CVS Health has announced that it will exit the Affordable Care Act (ACA) individual marketplaces in 2026, marking the second time in the past decade that Aetna, its health insurance subsidiary, has discontinued ACA coverage. The decision is expected to impact 1 million Aetna enrollees across 17 states, who will need to secure new health coverage for the following year.

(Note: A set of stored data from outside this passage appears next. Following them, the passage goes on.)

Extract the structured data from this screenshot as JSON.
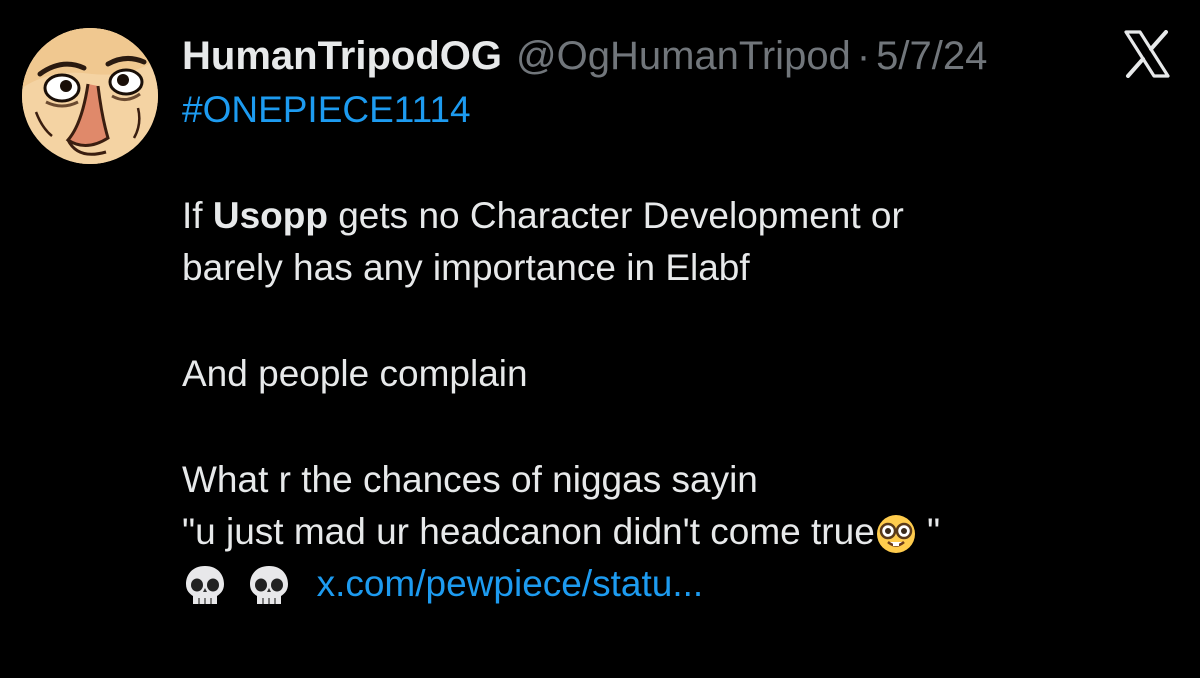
{
  "author": {
    "display_name": "HumanTripodOG",
    "handle": "@OgHumanTripod",
    "separator": "·",
    "date": "5/7/24"
  },
  "platform_icon": "x-logo-icon",
  "tweet": {
    "hashtag": "#ONEPIECE1114",
    "line1_prefix": "If ",
    "line1_bold": "Usopp",
    "line1_suffix": " gets no Character Development or",
    "line2": "barely has any importance in Elabf",
    "line3": "And people complain",
    "line4": "What r the chances of niggas sayin",
    "line5_text": "\"u just mad ur headcanon didn't come true",
    "line5_end": " \"",
    "link_text": "x.com/pewpiece/statu..."
  },
  "emojis": {
    "nerd": "nerd-face-emoji",
    "skull": "skull-emoji"
  },
  "colors": {
    "background": "#000000",
    "text": "#e7e9ea",
    "muted": "#71767b",
    "link": "#1d9bf0"
  }
}
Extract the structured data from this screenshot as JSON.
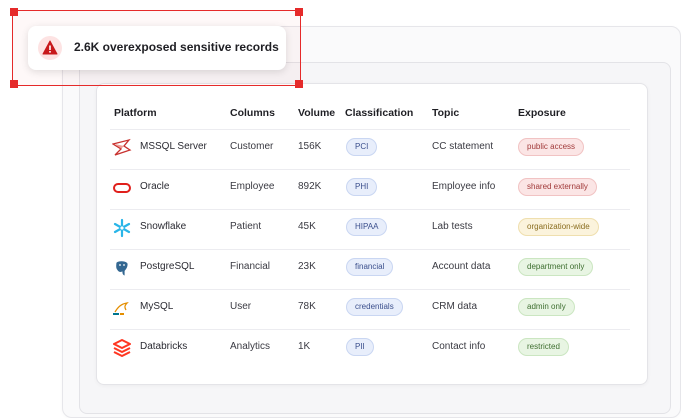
{
  "alert": {
    "message": "2.6K overexposed sensitive records",
    "icon": "warning-triangle-icon",
    "color": "#e52a2a"
  },
  "table": {
    "headers": [
      "Platform",
      "Columns",
      "Volume",
      "Classification",
      "Topic",
      "Exposure"
    ],
    "rows": [
      {
        "platform": "MSSQL Server",
        "logo": "mssql-server-logo-icon",
        "columns": "Customer",
        "volume": "156K",
        "classification": "PCI",
        "topic": "CC statement",
        "exposure": "public access",
        "exposure_level": "red"
      },
      {
        "platform": "Oracle",
        "logo": "oracle-logo-icon",
        "columns": "Employee",
        "volume": "892K",
        "classification": "PHI",
        "topic": "Employee info",
        "exposure": "shared externally",
        "exposure_level": "red"
      },
      {
        "platform": "Snowflake",
        "logo": "snowflake-logo-icon",
        "columns": "Patient",
        "volume": "45K",
        "classification": "HIPAA",
        "topic": "Lab tests",
        "exposure": "organization-wide",
        "exposure_level": "yellow"
      },
      {
        "platform": "PostgreSQL",
        "logo": "postgresql-logo-icon",
        "columns": "Financial",
        "volume": "23K",
        "classification": "financial",
        "topic": "Account data",
        "exposure": "department only",
        "exposure_level": "green"
      },
      {
        "platform": "MySQL",
        "logo": "mysql-logo-icon",
        "columns": "User",
        "volume": "78K",
        "classification": "credentials",
        "topic": "CRM data",
        "exposure": "admin only",
        "exposure_level": "green"
      },
      {
        "platform": "Databricks",
        "logo": "databricks-logo-icon",
        "columns": "Analytics",
        "volume": "1K",
        "classification": "PII",
        "topic": "Contact info",
        "exposure": "restricted",
        "exposure_level": "green"
      }
    ]
  },
  "colors": {
    "alert_red": "#e52a2a",
    "exposure_red": "#fbe5e5",
    "exposure_yellow": "#fbf3dc",
    "exposure_green": "#e8f5e3",
    "classification_blue": "#e8eefb"
  }
}
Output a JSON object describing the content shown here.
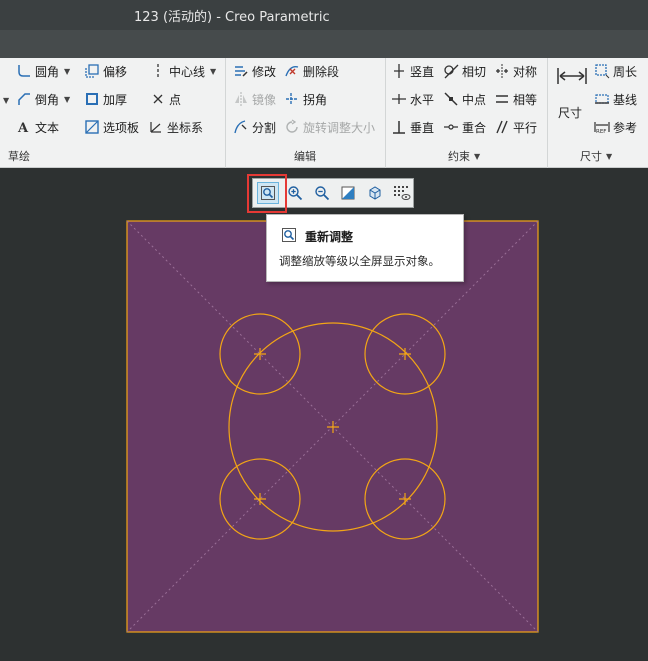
{
  "window": {
    "title": "123 (活动的) - Creo Parametric"
  },
  "ribbon": {
    "sketch_group": {
      "label": "草绘",
      "items": {
        "fillet": "圆角",
        "offset": "偏移",
        "centerline": "中心线",
        "chamfer": "倒角",
        "thicken": "加厚",
        "point": "点",
        "text": "文本",
        "palette": "选项板",
        "coord_sys": "坐标系"
      }
    },
    "edit_group": {
      "label": "编辑",
      "items": {
        "modify": "修改",
        "delete_segment": "删除段",
        "mirror": "镜像",
        "corner": "拐角",
        "divide": "分割",
        "rotate_resize": "旋转调整大小"
      }
    },
    "constrain_group": {
      "label": "约束",
      "items": {
        "vertical": "竖直",
        "tangent": "相切",
        "symmetric": "对称",
        "horizontal": "水平",
        "midpoint": "中点",
        "equal": "相等",
        "perpendicular": "垂直",
        "coincident": "重合",
        "parallel": "平行"
      }
    },
    "dimension_group": {
      "label": "尺寸",
      "items": {
        "dimension": "尺寸",
        "perimeter": "周长",
        "baseline": "基线",
        "reference": "参考"
      }
    }
  },
  "tooltip": {
    "title": "重新调整",
    "description": "调整缩放等级以全屏显示对象。"
  },
  "colors": {
    "sketch_background": "#663a64",
    "sketch_geometry": "#f2a516",
    "toolbar_highlight": "#e53935"
  }
}
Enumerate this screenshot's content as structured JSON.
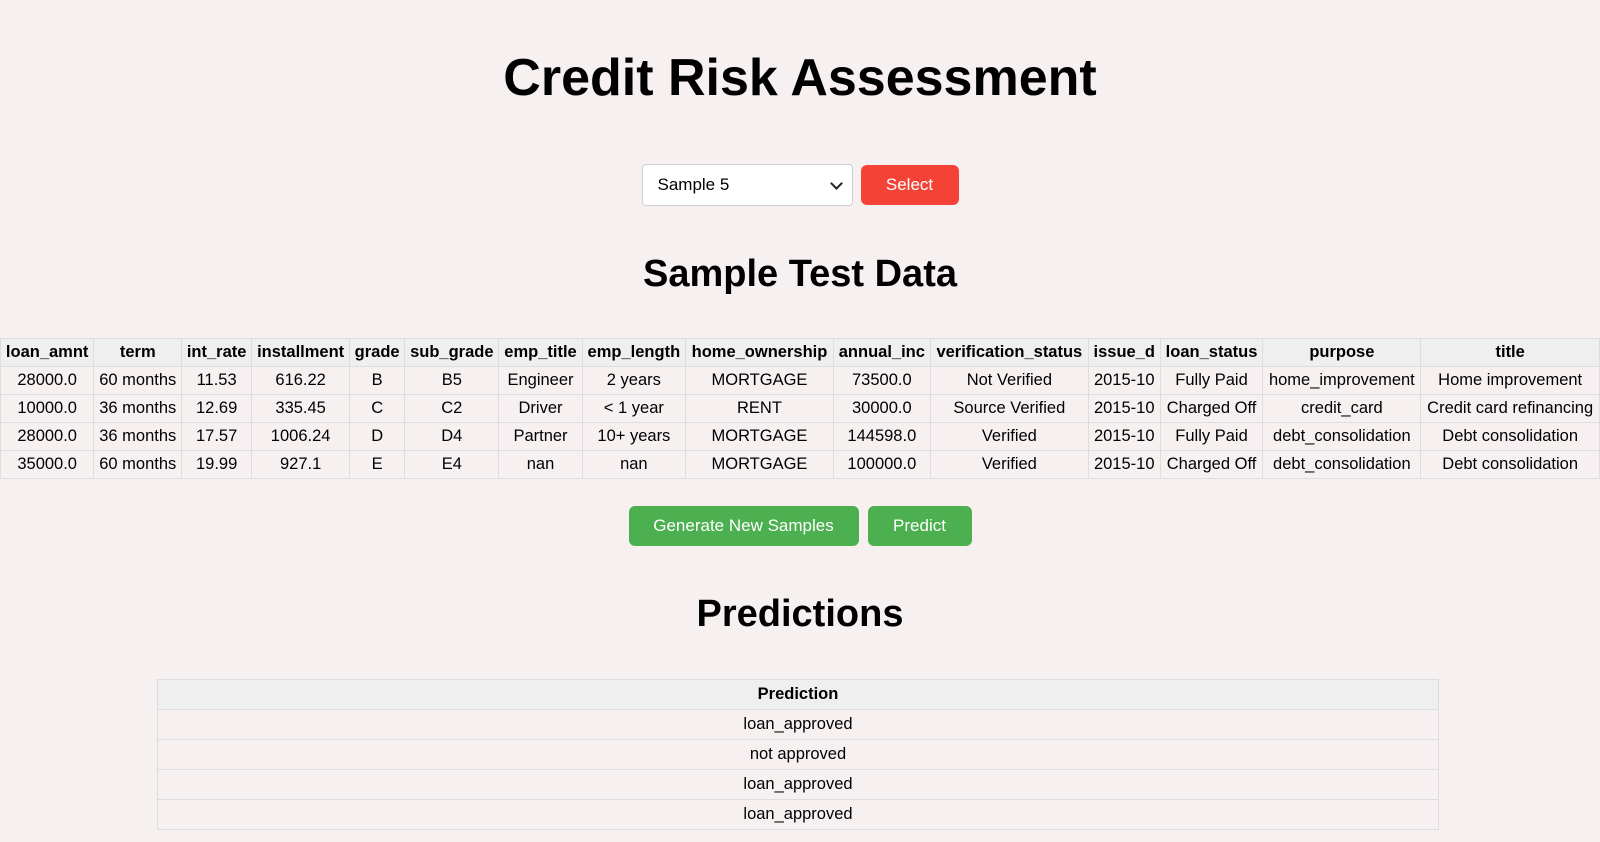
{
  "page": {
    "title": "Credit Risk Assessment"
  },
  "selector": {
    "selected": "Sample 5",
    "select_label": "Select"
  },
  "sample_section": {
    "heading": "Sample Test Data",
    "columns": [
      "loan_amnt",
      "term",
      "int_rate",
      "installment",
      "grade",
      "sub_grade",
      "emp_title",
      "emp_length",
      "home_ownership",
      "annual_inc",
      "verification_status",
      "issue_d",
      "loan_status",
      "purpose",
      "title"
    ],
    "rows": [
      [
        "28000.0",
        "60 months",
        "11.53",
        "616.22",
        "B",
        "B5",
        "Engineer",
        "2 years",
        "MORTGAGE",
        "73500.0",
        "Not Verified",
        "2015-10",
        "Fully Paid",
        "home_improvement",
        "Home improvement"
      ],
      [
        "10000.0",
        "36 months",
        "12.69",
        "335.45",
        "C",
        "C2",
        "Driver",
        "< 1 year",
        "RENT",
        "30000.0",
        "Source Verified",
        "2015-10",
        "Charged Off",
        "credit_card",
        "Credit card refinancing"
      ],
      [
        "28000.0",
        "36 months",
        "17.57",
        "1006.24",
        "D",
        "D4",
        "Partner",
        "10+ years",
        "MORTGAGE",
        "144598.0",
        "Verified",
        "2015-10",
        "Fully Paid",
        "debt_consolidation",
        "Debt consolidation"
      ],
      [
        "35000.0",
        "60 months",
        "19.99",
        "927.1",
        "E",
        "E4",
        "nan",
        "nan",
        "MORTGAGE",
        "100000.0",
        "Verified",
        "2015-10",
        "Charged Off",
        "debt_consolidation",
        "Debt consolidation"
      ]
    ]
  },
  "actions": {
    "generate_label": "Generate New Samples",
    "predict_label": "Predict"
  },
  "predictions_section": {
    "heading": "Predictions",
    "column": "Prediction",
    "values": [
      "loan_approved",
      "not approved",
      "loan_approved",
      "loan_approved"
    ]
  },
  "colors": {
    "background": "#f6f0f0",
    "select_button": "#f44336",
    "action_buttons": "#4caf50",
    "table_header": "#efefef"
  },
  "icons": {
    "dropdown": "chevron-down-icon"
  }
}
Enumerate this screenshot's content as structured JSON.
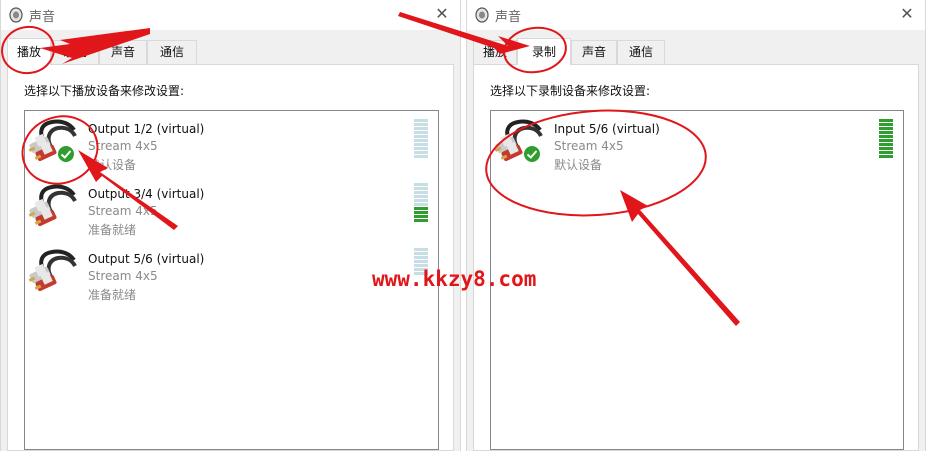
{
  "left_dialog": {
    "title": "声音",
    "tabs": [
      "播放",
      "录制",
      "声音",
      "通信"
    ],
    "instruction": "选择以下播放设备来修改设置:",
    "devices": [
      {
        "name": "Output 1/2 (virtual)",
        "subtitle": "Stream 4x5",
        "status": "默认设备",
        "is_default": true,
        "meter_level": 0.0
      },
      {
        "name": "Output 3/4 (virtual)",
        "subtitle": "Stream 4x5",
        "status": "准备就绪",
        "is_default": false,
        "meter_level": 0.4
      },
      {
        "name": "Output 5/6 (virtual)",
        "subtitle": "Stream 4x5",
        "status": "准备就绪",
        "is_default": false,
        "meter_level": 0.0
      }
    ]
  },
  "right_dialog": {
    "title": "声音",
    "tabs": [
      "播放",
      "录制",
      "声音",
      "通信"
    ],
    "instruction": "选择以下录制设备来修改设置:",
    "devices": [
      {
        "name": "Input 5/6 (virtual)",
        "subtitle": "Stream 4x5",
        "status": "默认设备",
        "is_default": true,
        "meter_level": 1.0
      }
    ]
  },
  "watermark": "www.kkzy8.com",
  "icons": [
    "speaker-icon",
    "close-icon",
    "rca-cable-icon",
    "default-check-icon"
  ],
  "colors": {
    "annotation_red": "#e0161b",
    "meter_on": "#2f9e2f",
    "meter_off": "#c7dfe4",
    "check_green": "#2f9e2f"
  }
}
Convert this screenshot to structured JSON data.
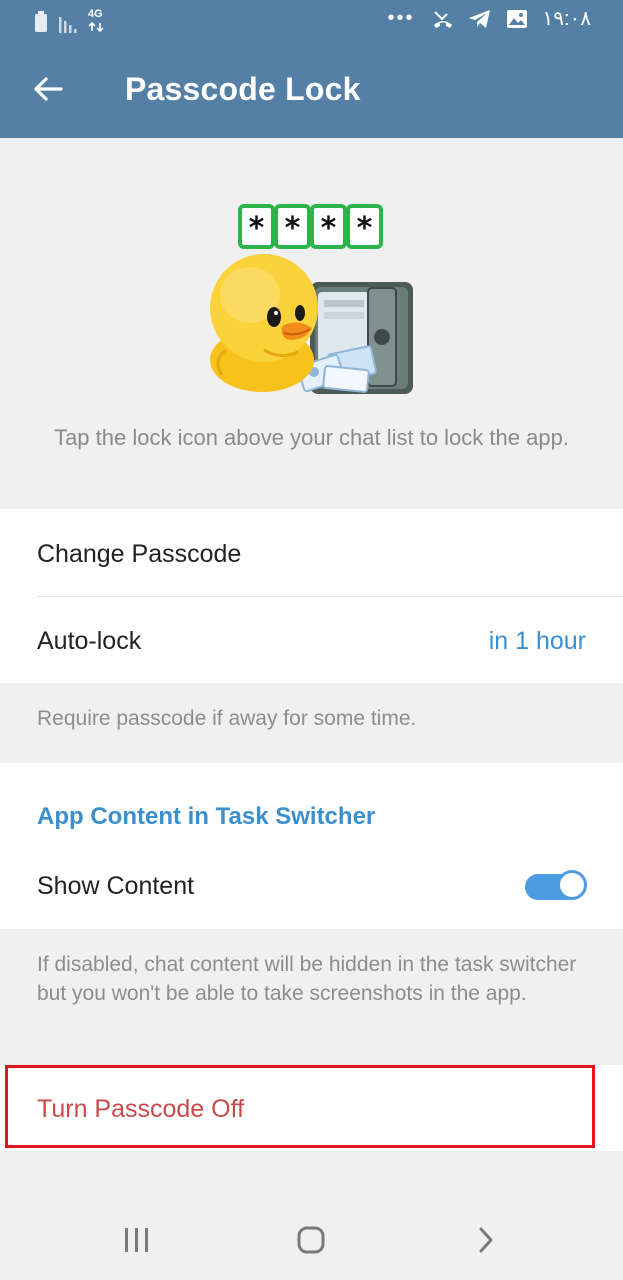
{
  "status_bar": {
    "network": "4G",
    "overflow": "•••",
    "time": "۱۹:۰۸",
    "icons": [
      "battery-icon",
      "signal-icon",
      "missed-call-icon",
      "telegram-icon",
      "gallery-icon"
    ]
  },
  "app_bar": {
    "title": "Passcode Lock",
    "back_icon": "arrow-left-icon"
  },
  "hero": {
    "sticker_code": [
      "*",
      "*",
      "*",
      "*"
    ],
    "description": "Tap the lock icon above your chat list to lock the app."
  },
  "settings": {
    "change_passcode": "Change Passcode",
    "auto_lock": {
      "label": "Auto-lock",
      "value": "in 1 hour"
    },
    "auto_lock_info": "Require passcode if away for some time."
  },
  "task_switcher": {
    "header": "App Content in Task Switcher",
    "show_content": {
      "label": "Show Content",
      "enabled": true
    },
    "info": "If disabled, chat content will be hidden in the task switcher but you won't be able to take screenshots in the app."
  },
  "danger": {
    "turn_off": "Turn Passcode Off"
  },
  "colors": {
    "app_bar": "#5580a6",
    "accent": "#3a8fcc",
    "danger": "#c94a4a",
    "highlight": "#e0161c",
    "toggle_on": "#4c9be0"
  },
  "nav_bar": {
    "icons": [
      "recents-icon",
      "home-icon",
      "back-icon"
    ]
  }
}
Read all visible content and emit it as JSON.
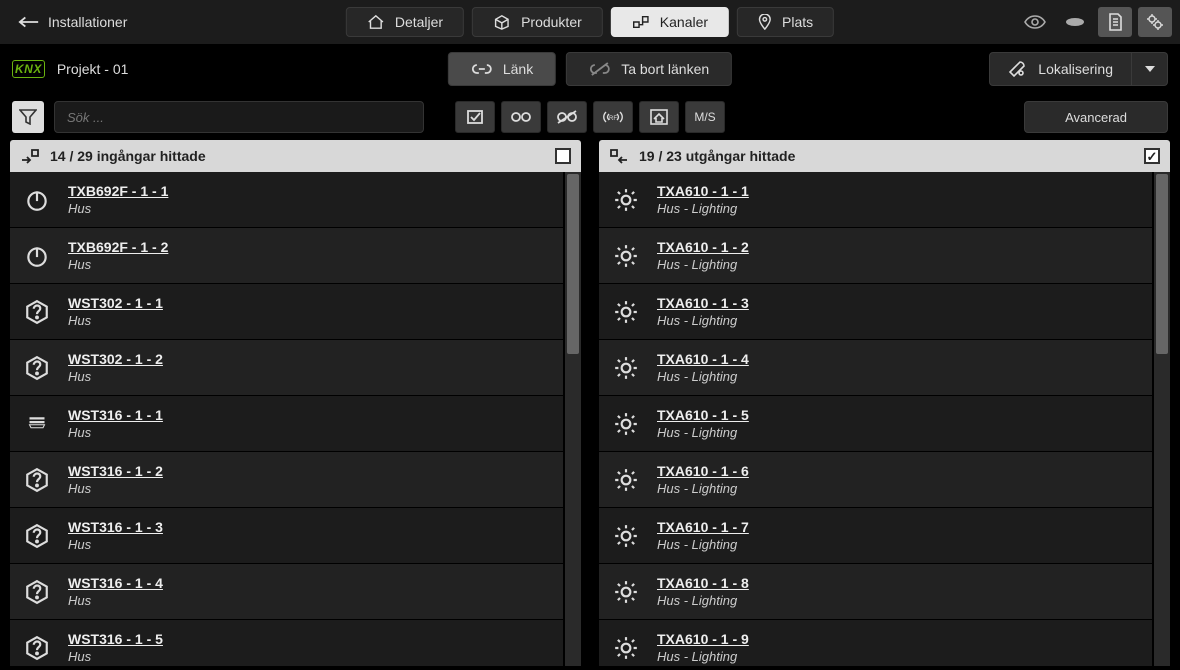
{
  "back_label": "Installationer",
  "nav": {
    "detaljer": "Detaljer",
    "produkter": "Produkter",
    "kanaler": "Kanaler",
    "plats": "Plats"
  },
  "project": {
    "logo_text": "KNX",
    "name": "Projekt - 01"
  },
  "subbar": {
    "link": "Länk",
    "unlink": "Ta bort länken",
    "localize": "Lokalisering"
  },
  "filterbar": {
    "search_placeholder": "Sök ...",
    "ms_label": "M/S",
    "advanced": "Avancerad"
  },
  "left_panel": {
    "header": "14 / 29 ingångar hittade",
    "items": [
      {
        "title": "TXB692F - 1 - 1",
        "sub": "Hus",
        "icon": "power"
      },
      {
        "title": "TXB692F - 1 - 2",
        "sub": "Hus",
        "icon": "power"
      },
      {
        "title": "WST302 - 1 - 1",
        "sub": "Hus",
        "icon": "question"
      },
      {
        "title": "WST302 - 1 - 2",
        "sub": "Hus",
        "icon": "question"
      },
      {
        "title": "WST316 - 1 - 1",
        "sub": "Hus",
        "icon": "blinds"
      },
      {
        "title": "WST316 - 1 - 2",
        "sub": "Hus",
        "icon": "question"
      },
      {
        "title": "WST316 - 1 - 3",
        "sub": "Hus",
        "icon": "question"
      },
      {
        "title": "WST316 - 1 - 4",
        "sub": "Hus",
        "icon": "question"
      },
      {
        "title": "WST316 - 1 - 5",
        "sub": "Hus",
        "icon": "question"
      }
    ]
  },
  "right_panel": {
    "header": "19 / 23 utgångar hittade",
    "items": [
      {
        "title": "TXA610 - 1 - 1",
        "sub": "Hus - Lighting",
        "icon": "light"
      },
      {
        "title": "TXA610 - 1 - 2",
        "sub": "Hus - Lighting",
        "icon": "light"
      },
      {
        "title": "TXA610 - 1 - 3",
        "sub": "Hus - Lighting",
        "icon": "light"
      },
      {
        "title": "TXA610 - 1 - 4",
        "sub": "Hus - Lighting",
        "icon": "light"
      },
      {
        "title": "TXA610 - 1 - 5",
        "sub": "Hus - Lighting",
        "icon": "light"
      },
      {
        "title": "TXA610 - 1 - 6",
        "sub": "Hus - Lighting",
        "icon": "light"
      },
      {
        "title": "TXA610 - 1 - 7",
        "sub": "Hus - Lighting",
        "icon": "light"
      },
      {
        "title": "TXA610 - 1 - 8",
        "sub": "Hus - Lighting",
        "icon": "light"
      },
      {
        "title": "TXA610 - 1 - 9",
        "sub": "Hus - Lighting",
        "icon": "light"
      }
    ]
  }
}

The conglomerate anticipates losing up to $400 million this year due to its ACA plans. In the first quarter, CVS set aside $448 million to cover medical claims from ACA members that were not covered by insurance premiums. This financial strain is likely a significant factor in the decision to exit the ACA marketplaces.
Financial Implications
CVS Health’s decision comes as the company faces significant financial challenges related to its ACA plans. The $448 million set aside in the first quarter highlights the scale of the financial burden. By exiting the individual marketplaces, CVS aims to mitigate future losses.
Impact on Aetna Enrollees
The exit will affect 1 million Aetna enrollees in 17 states, who will need to find alternative health coverage for 2026. This change could lead to uncertainty and potential coverage gaps for these individuals. Aetna will need to communicate effectively with its members to guide them through this transition.
Context and Background
This is not Aetna’s first withdrawal from the ACA marketplaces. The company has previously scaled back its ACA participation in the past decade. The ACA, enacted in 2010, has faced numerous challenges and controversies since its implementation, with insurer participation varying over the years.
Conclusion
CVS Health’s decision to exit the ACA individual marketplaces in 2026 reflects the ongoing challenges faced by insurers in this segment. As the healthcare landscape continues to evolve, the impact of this decision on Aetna enrollees and the broader insurance market remains to be seen.